Any non-RAID drives can cause problems.I'm building my first RAID10 box and have heard from friends that the Eco/Green drives can cause problems. Is this something to be concerned about?
Data archiving with redundancy is best achieved with simple backups. That isn't the purpose of RAID. If you wish for performance with redundancy, that's different, and still requires a separate backup volume for safety. But green drives aren't associated with speed.
It's not necessarily required to use disks that limit error recovery with RAID.
For instance, RAID cards are available that won't kick drives off an array just because the disk doesn't respond for a few minutes.
Another technique using Intel's ICH10R is to make a small part of a 4 disk set to RAID 0, and use the rest of the drives capacity in RAID 10. For some reason, with part of the disks assigned to RAID 0, the Intel controller is more reluctant to drop a drive. I'm using that setup with 4 1TB WD Caviar Blacks, and it's been working great.
In any case, RAID is for performance enhancement, which excludes green drives. Green drives are appropriate for backups, which is for data safety.
Depends on what you're planning on doing with your RAID, of course... They work just fine to store my movie collection in one big volume
backups are not really required as the original DVDs are sitting on the bookshelf.

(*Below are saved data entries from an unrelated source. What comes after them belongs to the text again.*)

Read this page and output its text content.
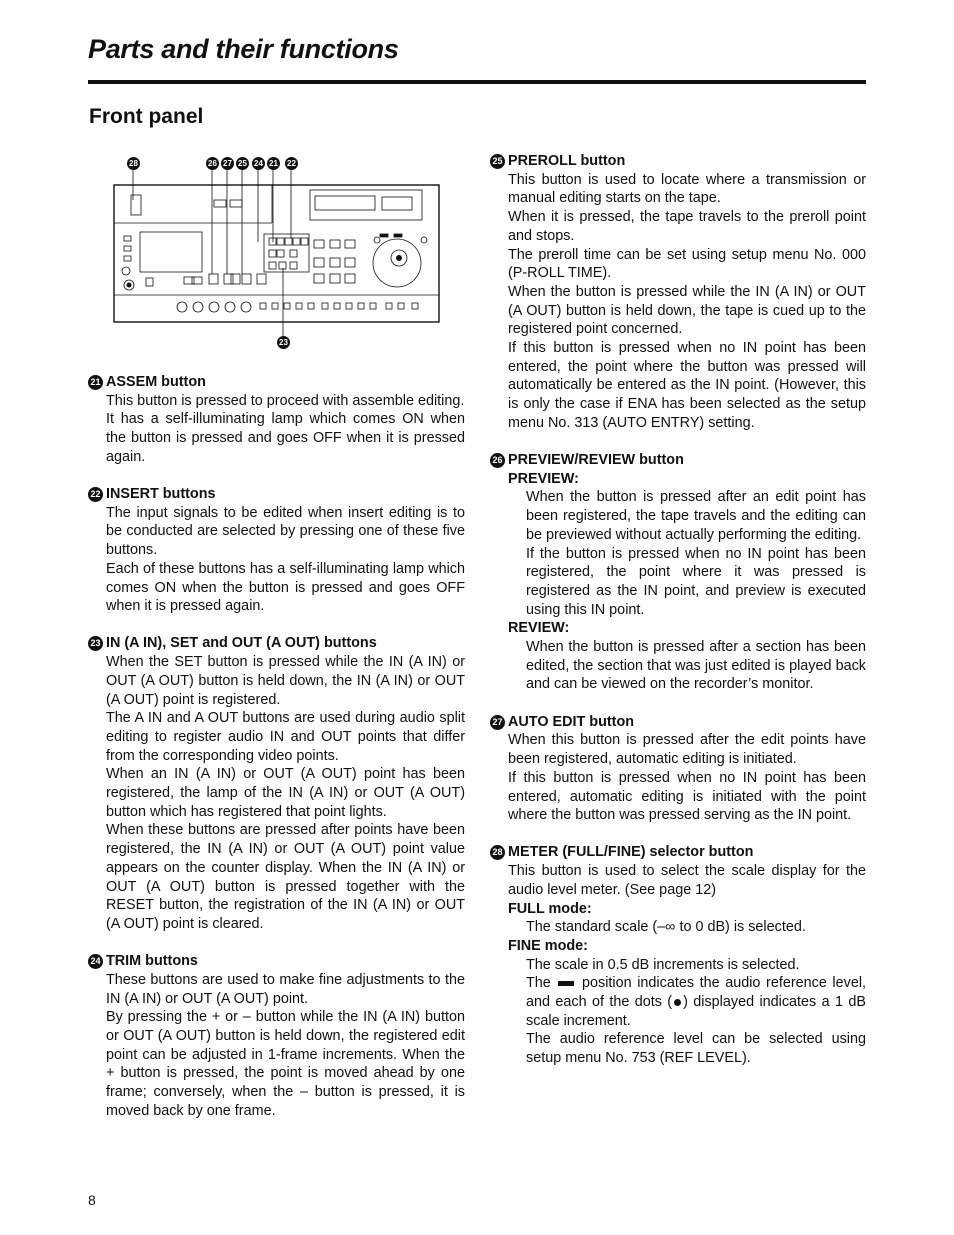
Parts and their functions
Front panel
28	26 27 25 24 21 22
23
21 ASSEM button

This button is pressed to proceed with assemble editing.

It has a self-illuminating lamp which comes ON when the button is pressed and goes OFF when it is pressed again.

22 INSERT buttons

The input signals to be edited when insert editing is to be conducted are selected by pressing one of these five buttons.

Each of these buttons has a self-illuminating lamp which comes ON when the button is pressed and goes OFF when it is pressed again.

23 IN (A IN), SET and OUT (A OUT) buttons

When the SET button is pressed while the IN (A IN) or OUT (A OUT) button is held down, the IN (A IN) or OUT (A OUT) point is registered.

The A IN and A OUT buttons are used during audio split editing to register audio IN and OUT points that differ from the corresponding video points.

When an IN (A IN) or OUT (A OUT) point has been registered, the lamp of the IN (A IN) or OUT (A OUT) button which has registered that point lights.

When these buttons are pressed after points have been registered, the IN (A IN) or OUT (A OUT) point value appears on the counter display. When the IN (A IN) or OUT (A OUT) button is pressed together with the RESET button, the registration of the IN (A IN) or OUT (A OUT) point is cleared.

24 TRIM buttons

These buttons are used to make fine adjustments to the IN (A IN) or OUT (A OUT) point.

By pressing the + or – button while the IN (A IN) button or OUT (A OUT) button is held down, the registered edit point can be adjusted in 1-frame increments. When the + button is pressed, the point is moved ahead by one frame; conversely, when the – button is pressed, it is moved back by one frame.

25 PREROLL button

This button is used to locate where a transmission or manual editing starts on the tape.

When it is pressed, the tape travels to the preroll point and stops.

The preroll time can be set using setup menu No. 000 (P-ROLL TIME).

When the button is pressed while the IN (A IN) or OUT (A OUT) button is held down, the tape is cued up to the registered point concerned.

If this button is pressed when no IN point has been entered, the point where the button was pressed will automatically be entered as the IN point. (However, this is only the case if ENA has been selected as the setup menu No. 313 (AUTO ENTRY) setting.

26 PREVIEW/REVIEW button
PREVIEW:

When the button is pressed after an edit point has been registered, the tape travels and the editing can be previewed without actually performing the editing.

If the button is pressed when no IN point has been registered, the point where it was pressed is registered as the IN point, and preview is executed using this IN point.

REVIEW:

When the button is pressed after a section has been edited, the section that was just edited is played back and can be viewed on the recorder’s monitor.

27 AUTO EDIT button

When this button is pressed after the edit points have been registered, automatic editing is initiated.

If this button is pressed when no IN point has been entered, automatic editing is initiated with the point where the button was pressed serving as the IN point.

28 METER (FULL/FINE) selector button

This button is used to select the scale display for the audio level meter. (See page 12)

FULL mode:

The standard scale (–∞ to 0 dB) is selected.

FINE mode:

The scale in 0.5 dB increments is selected.

The position indicates the audio reference level, and each of the dots ( ) displayed indicates a 1 dB scale increment.

The audio reference level can be selected using setup menu No. 753 (REF LEVEL).

8
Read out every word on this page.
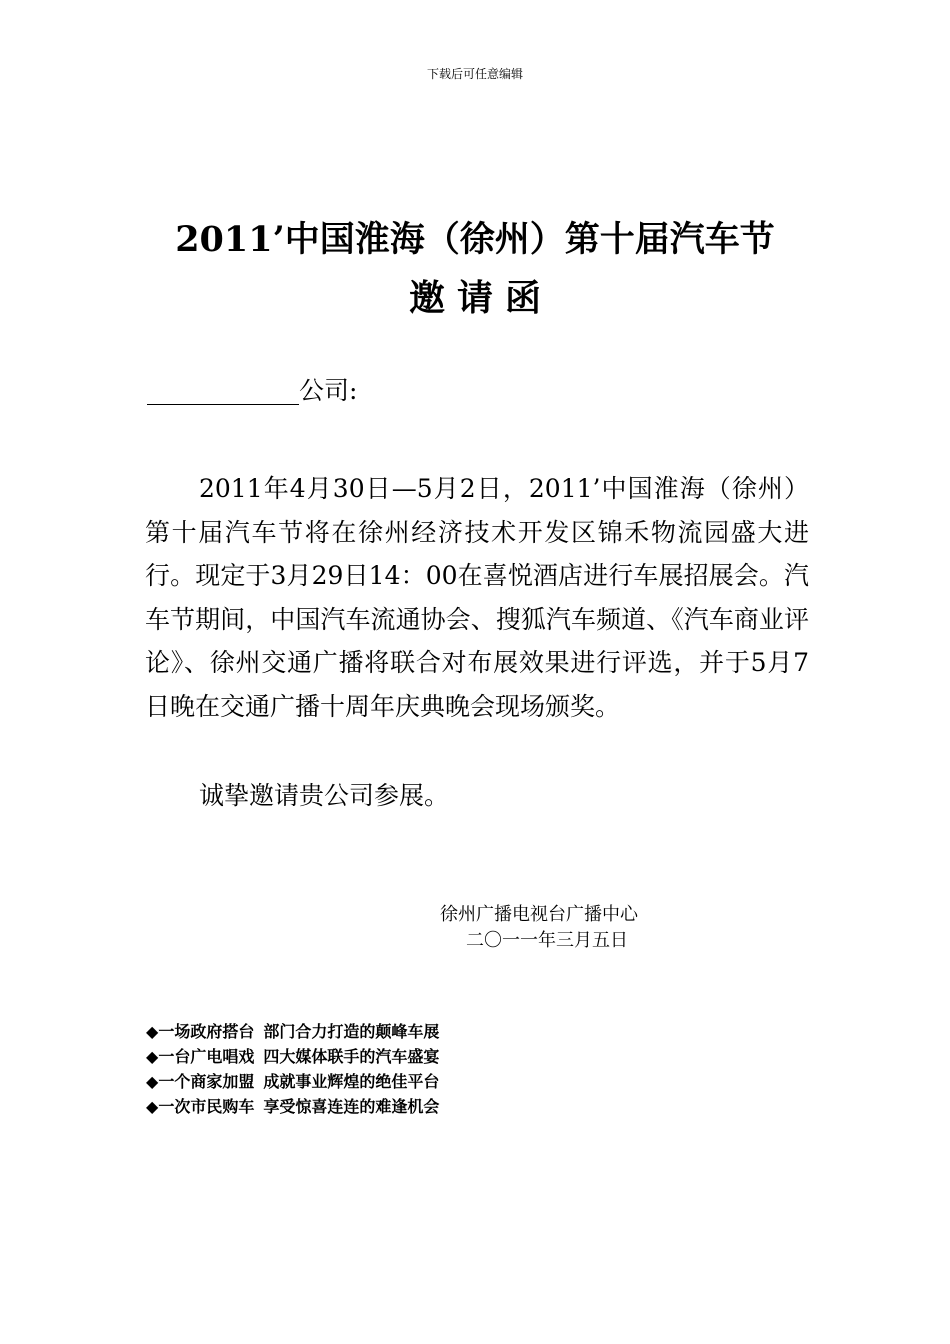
下载后可任意编辑
2011’中国淮海（徐州）第十届汽车节
邀请函
公司:

2011年4月30日—5月2日，2011’中国淮海（徐州）第十届汽车节将在徐州经济技术开发区锦禾物流园盛大进行。现定于3月29日14：00在喜悦酒店进行车展招展会。汽车节期间，中国汽车流通协会、搜狐汽车频道、《汽车商业评论》、徐州交通广播将联合对布展效果进行评选，并于5月7日晚在交通广播十周年庆典晚会现场颁奖。

诚挚邀请贵公司参展。
徐州广播电视台广播中心
二〇一一年三月五日
◆一场政府搭台 部门合力打造的颠峰车展
◆一台广电唱戏 四大媒体联手的汽车盛宴
◆一个商家加盟 成就事业辉煌的绝佳平台
◆一次市民购车 享受惊喜连连的难逢机会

Been using 5 WD 2TB Green drives in software Raid 5
I was unaware that original, commercially produced optical disks deteriorate over time.
Good points all. But in my case, DVDs deteriorate a *lot* faster when small children try to use 'em. Putting them on the NAS has probably saved a dozen DVDs already.You might want to rethink that.
1. DVDs are known to deteriorate over time.
2. Think about the time it took you to rip all your DVD, and catalog them. Do you really want to be forced to go through that again if you loose a disk? How much is your time worth?